Hay bandas por las que el tiempo pasa… y hay otras que simplemente se burlan del tiempo. Conocidos por el movimiento influyente llamado Avanzada Regia de 1997, Plastilina Mosh pertenece —afortunadamente— a la segunda categoría. La dupla regiomontana conformada por Alejandro Rosso y Jonás González regresa este 2026 con “Cínicos, Pecadores y Blasfemos”, un sencillo que, más que pedir permiso, entra sin tocar la puerta. Disponible a partir del próximo 10 de abril en todas las plataformas digitales, el track reafirma algo que ya sospechábamos: la irreverencia no se jubila.
Desde aquel lejano 1996, cuando decidieron que las reglas eran más una sugerencia que una obligación, Plastilina Mosh ha operado bajo su propio sistema de creencias musicales. Hoy, décadas después, no solo siguen fieles a esa lógica, sino que la perfeccionan. “Cínicos, Pecadores y Blasfemos” es prueba de ello: una pieza que mezcla la esencia del rap clásico con una producción contemporánea que no intenta sonar “actual”… simplemente lo es. Musicalmente, el sencillo se construye sobre una base rítmica directa, con tintes old school que evocan una nostalgia bien entendida —no esa que vive del recuerdo, sino la que lo reinterpreta con intención.
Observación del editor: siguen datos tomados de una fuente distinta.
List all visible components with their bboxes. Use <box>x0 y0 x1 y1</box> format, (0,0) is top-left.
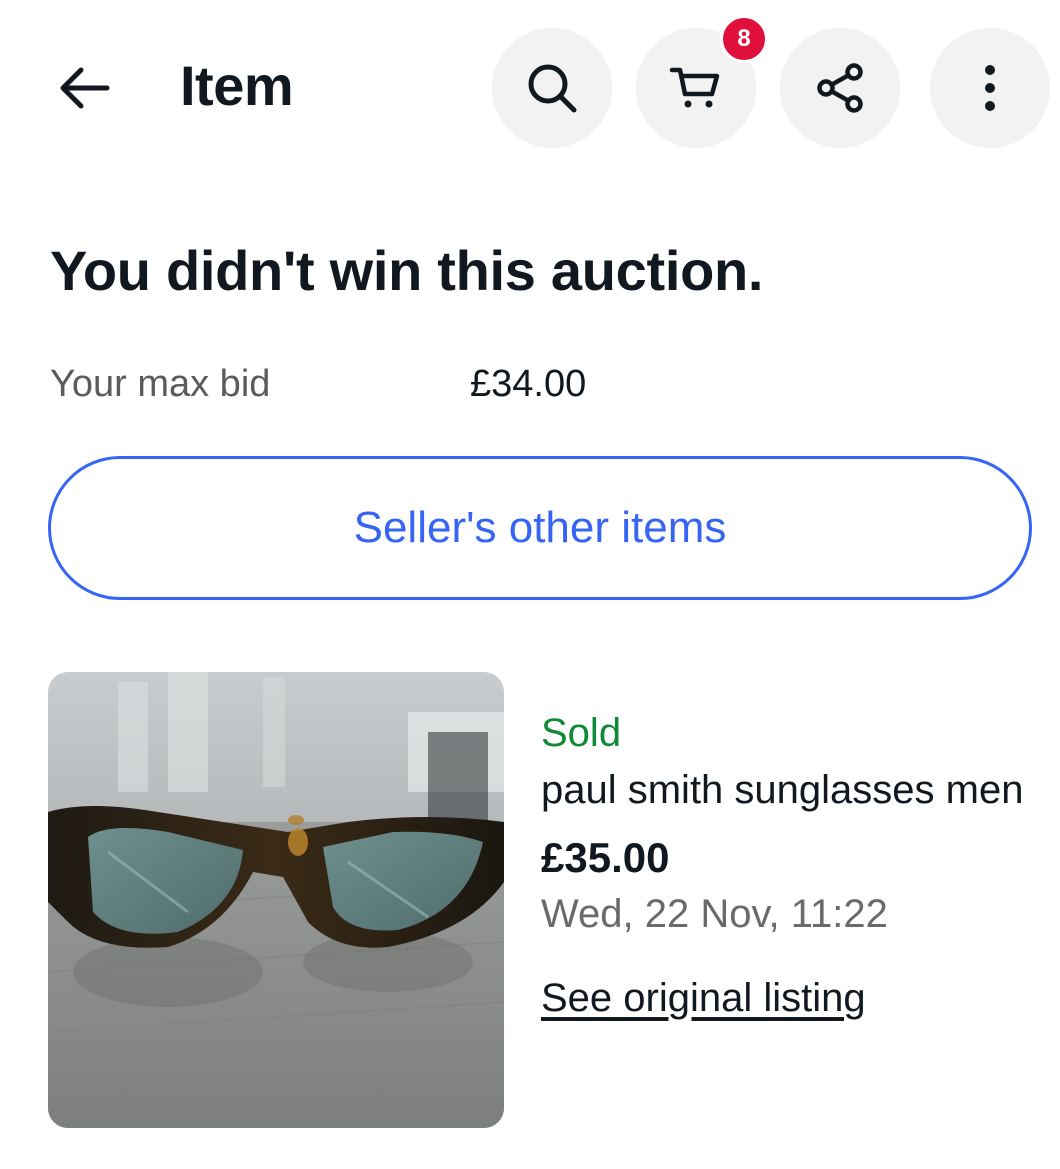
see-original-listing-link[interactable]: See original listing <box>541 970 866 1026</box>
more-options-button[interactable] <box>930 28 1050 148</box>
max-bid-value: £34.00 <box>470 363 587 405</box>
item-title: paul smith sunglasses men <box>541 768 1024 812</box>
sunglasses-photo <box>48 672 504 1128</box>
top-app-bar: Item 8 <box>0 0 1060 160</box>
item-price: £35.00 <box>541 834 670 881</box>
share-icon <box>817 63 863 113</box>
search-button[interactable] <box>492 28 612 148</box>
arrow-left-icon <box>60 67 110 109</box>
item-details: Sold paul smith sunglasses men £35.00 We… <box>541 706 1031 1026</box>
item-page: Item 8 You didn't win this auction. Your… <box>0 0 1060 1169</box>
more-vertical-icon <box>985 65 995 111</box>
cart-icon <box>669 67 720 108</box>
share-button[interactable] <box>780 28 900 148</box>
item-thumbnail[interactable] <box>48 672 504 1128</box>
seller-other-items-button[interactable]: Seller's other items <box>48 456 1032 600</box>
page-title: Item <box>180 54 294 117</box>
search-icon <box>528 64 577 113</box>
item-end-date: Wed, 22 Nov, 11:22 <box>541 892 888 936</box>
cart-count-badge: 8 <box>720 15 768 63</box>
back-button[interactable] <box>50 58 116 118</box>
item-status: Sold <box>541 711 622 755</box>
auction-result-heading: You didn't win this auction. <box>50 239 764 302</box>
max-bid-label: Your max bid <box>50 363 271 405</box>
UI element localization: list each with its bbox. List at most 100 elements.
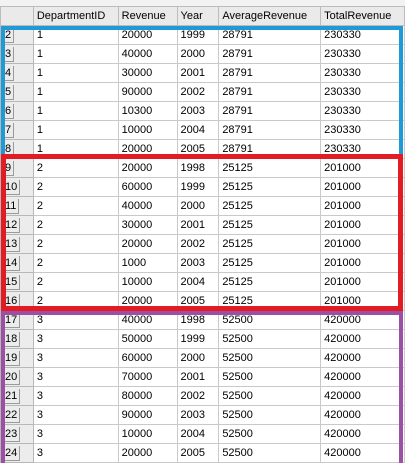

El resultado es un sonido envolvente que no compite con tendencias: las observa, sonríe y sigue su camino. En lo lírico, la propuesta es igual de clara (y ligeramente incómoda para quien aún crea en manuales de comportamiento): abandonar los códigos morales impuestos y construir una ética propia. Sin discursos densos ni pretensiones filosóficas innecesarias, el mensaje es contundente: vivir bajo tus propias reglas, sin estorbarle a nadie, puede ser la forma más honesta —y práctica— de existir. Porque sí, en tiempos donde todos parecen tener algo que decir sobre cómo deberías vivir, Plastilina Mosh opta por algo radical: no escuchar.
Con este lanzamiento, la banda no solo reafirma su lugar como uno de los proyectos más emblemáticos de la Avanzada Regia, sino que también deja claro que evolucionar no implica traicionarse. Al contrario: implica afinar el cinismo, pulir la irreverencia y, de paso, recordarnos que la autenticidad sigue siendo el acto más subversivo de todos. “Cínicos, Pecadores y Blasfemos” no busca aprobación. Y quizá por eso, la consigue.